Tips for women in leadership

By Deborah Spooner on Thursday, November 2, 2017


She stood by the dark wood fireplace, holding a small black clicker and gesturing from the podium at the screen behind her. The black letters on the slide stood out: Women in Leadership National Survey.

I was sitting between Northwestern’s Associate Vice President of Human Resources and the Director of Career Development with the Dean of Student Engagement nearby. About fifteen representatives from four other colleges filled this Massachusetts room where we’d gathered for a few days of presentations, discussions and collaboration around one topic: Women in Leadership, specifically within the Council for Christian Colleges and Universities (CCCU).

As a woman and Northwestern’s student body vice president, I was exhilarated by discussions of student organizations, employee networks, intuitional values, male sponsorship of women leaders, and challenges to systematic social change. I love ideas, and this place was full of them.

Here are some ideas that have stuck with me the most.

Dream Big

I saw a picture of what it means to be a woman in leadership: a woman who sees a need and takes action. Hearing of research into women’s roles within higher education across the nation, I was encouraged: be futuristic. Set goals. Think creatively. Act strategically.

If we set big picture goals to support women in leadership, we can start achieving them one step at a time. If we are willing to dream big and outside of the norm in ways to connect with other leaders and encourage new growth, we can think in innovative, creative ways. If we are willing to acknowledge roadblocks along the way, we can take strategic action toward our dreams.

Start Small

Systematic social change does not happen overnight. I was reminded that to achieve big dreams, we need to start small.

What this “small start” looks like is different for each woman in leadership. For us at Northwestern, even if we are dreaming big of staff, faculty and administrative networks and women in leadership mentorship, we can start somewhere today.

One of these first steps is our newly formed “Women in Leadership” student club, we are starting small, looking internally at each of our gifts, capacities, and spheres of influences to join together and be a collective strength.

Even as we dream big of connecting to other women’s student clubs across different campuses, we start somewhere, start here, start now just as I saw modeled through the conference experience. Truly, leadership beautifully complex privilege to carry, and it is beautiful when we learn to carry it together.

Lift Others Up

Ultimately, I was struck hardest by one reality: leadership is not about us. It’s not about how talented you are. It’s not about how great your organization can be. It’s about serving others.

Our leadership is most powerful when it’s most outward focused. We need to call each other out on their leadership potential. We need to be intentional about modeling leadership for other women, often those younger than us. We can impact each other through purposeful mentoring. We can serve with our time, our words, and our actions.

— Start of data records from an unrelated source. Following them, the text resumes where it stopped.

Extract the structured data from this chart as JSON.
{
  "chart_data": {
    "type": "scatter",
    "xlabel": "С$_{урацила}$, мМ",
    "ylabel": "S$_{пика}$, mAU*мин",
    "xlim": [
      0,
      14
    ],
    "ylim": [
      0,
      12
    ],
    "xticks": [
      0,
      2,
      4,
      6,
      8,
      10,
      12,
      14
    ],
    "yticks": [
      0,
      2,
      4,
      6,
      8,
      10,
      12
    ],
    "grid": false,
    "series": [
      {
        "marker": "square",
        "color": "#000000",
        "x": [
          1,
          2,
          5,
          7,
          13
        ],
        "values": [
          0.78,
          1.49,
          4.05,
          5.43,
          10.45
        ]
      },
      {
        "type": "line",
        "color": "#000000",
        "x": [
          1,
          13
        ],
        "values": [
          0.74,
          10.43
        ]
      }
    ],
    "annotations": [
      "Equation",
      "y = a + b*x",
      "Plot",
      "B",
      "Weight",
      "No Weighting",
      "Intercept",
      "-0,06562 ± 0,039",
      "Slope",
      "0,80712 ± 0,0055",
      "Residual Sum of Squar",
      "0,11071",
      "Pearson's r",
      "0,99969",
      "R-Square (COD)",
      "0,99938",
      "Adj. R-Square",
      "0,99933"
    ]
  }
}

And why do we serve others, anyway? It’s about counting all else as loss for the sake of knowing Christ, about fearing him, and living in surrender. And this type of surrender? It’s a service for others as we commit to work at all we do with all our hearts, remembering that we lead for the Lord and not for others. This is how we lead. This is the perspective we have that propels us forward. We must simply be faithful with what the Lord has given us and where he has placed us, big dreams, small steps and all.